December 13, 2022


Former MG client Ajmal Rezai (left) at work with IILA’s Afghan Legal Representation Project.


For Ajmal Rezai, life in Afghanistan had been rich and meaningful.  He had graduated from Kardan University’s MBA program as a model student and became an inspiring pillar of his community.  Working as a Human Resources Manager for a major contractor of the U.S. government, he was responsible for hiring translators and project managers for Afghanistan’s Ministry of Interior Affairs and Ministry of Defense.  His job put him in the privileged position of being able to support his family, as well as neighbors in need.  He recalls how, every Friday night after work, he and his brother would go to the market to buy clothing, food, and other goods to distribute to people.  He even helped publish informational videos for the community with Musbat (“Positive”) Media about respect for women and other important messages (see him in action here).  



Like so many Afghans who arrived in Los Angeles over the past year, however, Ajmal had to abandon all he had known and worked for when Kabul fell to the Taliban in August of 2021.   “After leaving my country Afghanistan,” he says, “my heart broke into pieces because I struggled a lot to build my career and complete my education…I left behind the hope that I had for my future.  It was all gone.”  Even as he processed his own losses, though, Ajmal continued to look out for others.  During his temporary stay at a U.S. military base in Wisconsin, he volunteered with the International Rescue Committee’s Supply Department from September 2021 until he arrived in Los Angeles last February.  


“I left behind the hope that I had for my future.  It was all gone.”

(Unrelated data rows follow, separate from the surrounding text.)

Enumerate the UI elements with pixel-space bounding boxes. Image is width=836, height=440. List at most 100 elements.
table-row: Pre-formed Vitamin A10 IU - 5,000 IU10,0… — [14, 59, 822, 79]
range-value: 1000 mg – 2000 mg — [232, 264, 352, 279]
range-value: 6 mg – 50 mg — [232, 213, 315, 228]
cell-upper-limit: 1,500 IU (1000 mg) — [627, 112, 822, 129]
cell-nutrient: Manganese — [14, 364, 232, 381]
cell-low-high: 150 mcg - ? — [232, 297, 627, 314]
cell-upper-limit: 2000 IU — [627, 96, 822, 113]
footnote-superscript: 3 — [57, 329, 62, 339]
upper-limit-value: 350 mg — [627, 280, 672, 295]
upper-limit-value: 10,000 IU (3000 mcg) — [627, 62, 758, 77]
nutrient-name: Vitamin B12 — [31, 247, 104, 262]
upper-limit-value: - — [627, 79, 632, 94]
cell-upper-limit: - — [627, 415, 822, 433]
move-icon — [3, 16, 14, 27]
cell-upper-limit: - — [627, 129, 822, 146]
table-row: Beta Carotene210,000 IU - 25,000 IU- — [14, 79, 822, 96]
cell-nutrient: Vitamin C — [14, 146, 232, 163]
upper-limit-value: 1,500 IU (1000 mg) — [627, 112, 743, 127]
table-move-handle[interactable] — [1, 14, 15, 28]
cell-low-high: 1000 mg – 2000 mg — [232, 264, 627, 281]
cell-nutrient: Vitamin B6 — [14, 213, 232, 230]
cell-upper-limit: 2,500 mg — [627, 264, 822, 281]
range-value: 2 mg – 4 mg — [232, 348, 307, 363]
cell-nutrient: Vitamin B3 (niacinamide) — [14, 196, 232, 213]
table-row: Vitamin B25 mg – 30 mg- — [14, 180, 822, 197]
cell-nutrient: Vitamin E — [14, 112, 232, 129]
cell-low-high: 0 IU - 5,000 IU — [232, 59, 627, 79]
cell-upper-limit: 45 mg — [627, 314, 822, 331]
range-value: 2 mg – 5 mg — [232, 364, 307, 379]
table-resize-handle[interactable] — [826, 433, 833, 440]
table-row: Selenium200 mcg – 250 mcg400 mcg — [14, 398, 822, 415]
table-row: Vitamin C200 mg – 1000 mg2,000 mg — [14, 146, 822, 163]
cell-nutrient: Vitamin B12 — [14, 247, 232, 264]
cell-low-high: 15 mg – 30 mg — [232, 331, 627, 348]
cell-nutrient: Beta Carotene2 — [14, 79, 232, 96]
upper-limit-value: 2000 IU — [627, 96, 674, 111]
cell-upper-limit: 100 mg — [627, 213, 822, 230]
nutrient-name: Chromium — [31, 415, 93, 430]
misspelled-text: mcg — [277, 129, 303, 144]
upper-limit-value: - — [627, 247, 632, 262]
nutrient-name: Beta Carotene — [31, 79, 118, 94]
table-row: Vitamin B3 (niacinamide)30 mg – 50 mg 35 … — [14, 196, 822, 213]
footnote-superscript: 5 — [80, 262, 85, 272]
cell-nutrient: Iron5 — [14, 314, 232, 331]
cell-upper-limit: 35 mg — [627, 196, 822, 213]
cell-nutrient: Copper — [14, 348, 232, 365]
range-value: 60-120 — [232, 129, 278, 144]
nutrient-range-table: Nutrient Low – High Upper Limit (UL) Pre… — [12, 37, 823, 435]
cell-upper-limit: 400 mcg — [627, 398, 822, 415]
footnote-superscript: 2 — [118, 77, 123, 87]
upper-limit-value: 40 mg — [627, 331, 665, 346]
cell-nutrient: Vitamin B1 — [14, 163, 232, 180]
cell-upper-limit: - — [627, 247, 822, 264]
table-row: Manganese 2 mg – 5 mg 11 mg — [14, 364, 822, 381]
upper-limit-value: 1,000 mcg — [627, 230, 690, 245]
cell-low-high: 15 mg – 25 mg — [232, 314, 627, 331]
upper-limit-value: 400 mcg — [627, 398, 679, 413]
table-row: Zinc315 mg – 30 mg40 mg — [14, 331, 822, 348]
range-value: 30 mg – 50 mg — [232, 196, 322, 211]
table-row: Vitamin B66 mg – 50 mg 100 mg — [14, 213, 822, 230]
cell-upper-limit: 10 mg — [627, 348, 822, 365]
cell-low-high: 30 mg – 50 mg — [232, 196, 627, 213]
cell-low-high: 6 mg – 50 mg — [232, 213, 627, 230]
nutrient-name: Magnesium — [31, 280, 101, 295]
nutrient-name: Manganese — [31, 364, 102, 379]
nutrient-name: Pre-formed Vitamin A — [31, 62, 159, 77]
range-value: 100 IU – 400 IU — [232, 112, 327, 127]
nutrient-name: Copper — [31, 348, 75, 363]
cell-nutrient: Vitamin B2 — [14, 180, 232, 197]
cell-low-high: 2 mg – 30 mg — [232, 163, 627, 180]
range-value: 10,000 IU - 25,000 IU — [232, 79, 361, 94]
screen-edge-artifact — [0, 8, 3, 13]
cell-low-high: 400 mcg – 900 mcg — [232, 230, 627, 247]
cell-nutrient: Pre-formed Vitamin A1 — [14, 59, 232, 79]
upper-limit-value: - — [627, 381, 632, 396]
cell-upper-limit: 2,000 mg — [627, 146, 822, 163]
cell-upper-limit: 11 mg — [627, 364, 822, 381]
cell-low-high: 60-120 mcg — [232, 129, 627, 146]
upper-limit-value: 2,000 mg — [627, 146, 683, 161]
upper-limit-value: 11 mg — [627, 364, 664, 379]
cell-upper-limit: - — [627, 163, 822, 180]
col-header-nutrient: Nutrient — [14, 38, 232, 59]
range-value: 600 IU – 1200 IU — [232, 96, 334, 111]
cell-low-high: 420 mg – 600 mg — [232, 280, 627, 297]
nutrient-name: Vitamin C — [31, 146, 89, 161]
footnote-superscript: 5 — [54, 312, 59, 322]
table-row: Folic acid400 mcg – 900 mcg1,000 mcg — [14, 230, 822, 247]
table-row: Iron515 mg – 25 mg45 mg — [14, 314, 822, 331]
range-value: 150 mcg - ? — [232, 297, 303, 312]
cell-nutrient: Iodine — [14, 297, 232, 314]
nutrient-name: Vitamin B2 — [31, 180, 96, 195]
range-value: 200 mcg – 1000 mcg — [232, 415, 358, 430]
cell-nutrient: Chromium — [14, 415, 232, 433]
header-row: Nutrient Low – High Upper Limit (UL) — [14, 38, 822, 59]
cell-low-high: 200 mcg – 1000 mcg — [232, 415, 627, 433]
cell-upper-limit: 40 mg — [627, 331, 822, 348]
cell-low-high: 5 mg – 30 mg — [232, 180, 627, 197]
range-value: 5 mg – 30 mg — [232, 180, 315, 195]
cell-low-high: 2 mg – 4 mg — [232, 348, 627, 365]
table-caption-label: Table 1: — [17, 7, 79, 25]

When he landed in LA, Ajmal was greeted by IILA staff at the airport and felt reassured that someone was caring for him too.  He was able to rest in his hotel room that night but also did not lose any time in doing all he could to support himself.  He remembers his first steps: “I slept for the night. Early in the morning, I woke up and asked the lobby for a piece of paper to start writing my to-do list: 1) how to get my SSN number, 2) how to apply for a CA driving license.”  Soon after, IILA arrived as planned with Ajmal’s resettlement funds and SSN card, so Ajmal turned his focus to finding work.  Between not yet having a driver’s license and the lack of available positions related to his experience, he initially struggled in his search.  In time, he secured a part-time job working remotely as a translator for a law firm he knew through the base in Wisconsin.  In his spare time, though, Ajmal continued to care for others by helping Afghans at his hotel with public benefits questions, navigating public transportation, accompanying them to the hospital when needed, and more.   


In May, he and his family were able to move into their own apartment—a big step that IILA’s case management team helped make possible, he says.  By participating in IILA’s Matching Grant program for accelerated employment, Ajmal was also able to start a full-time position in May with IILA’s newly launched Afghan Legal Representation Project (ALRP).  “I feel proud that IILA valued my education and considered my talents, language skills, and computer skills,” he reports.  As an Immigration Caseworker, Ajmal has been an indispensable team member in assisting fellow countrymen with their asylum application process.  “I am helping them to fill out their applications, and I am preparing their documents and statements,” he explains.  “After that, I send the paperwork to the attorney for review and am a point of contact between the attorney and the client.” 


“I feel proud that IILA valued my education and considered my talents, language skills, and computer skills.”


Ajmal is grateful for the ways that IILA has assisted him and his family in their journey.  “IILA is not just an organization,” he says.  “It’s the gateway of my life in the U.S to start my career as an Immigration Caseworker.”  Now that Ajmal is setting down roots in Southern California, he can look towards his future goals.  In time, he hopes to complete a software engineering program, own his own company, and help educate fellow Afghans for free.  He wants to continue to be a positive force in his local community, easing suffering where he can and helping give others access to opportunities for advancement.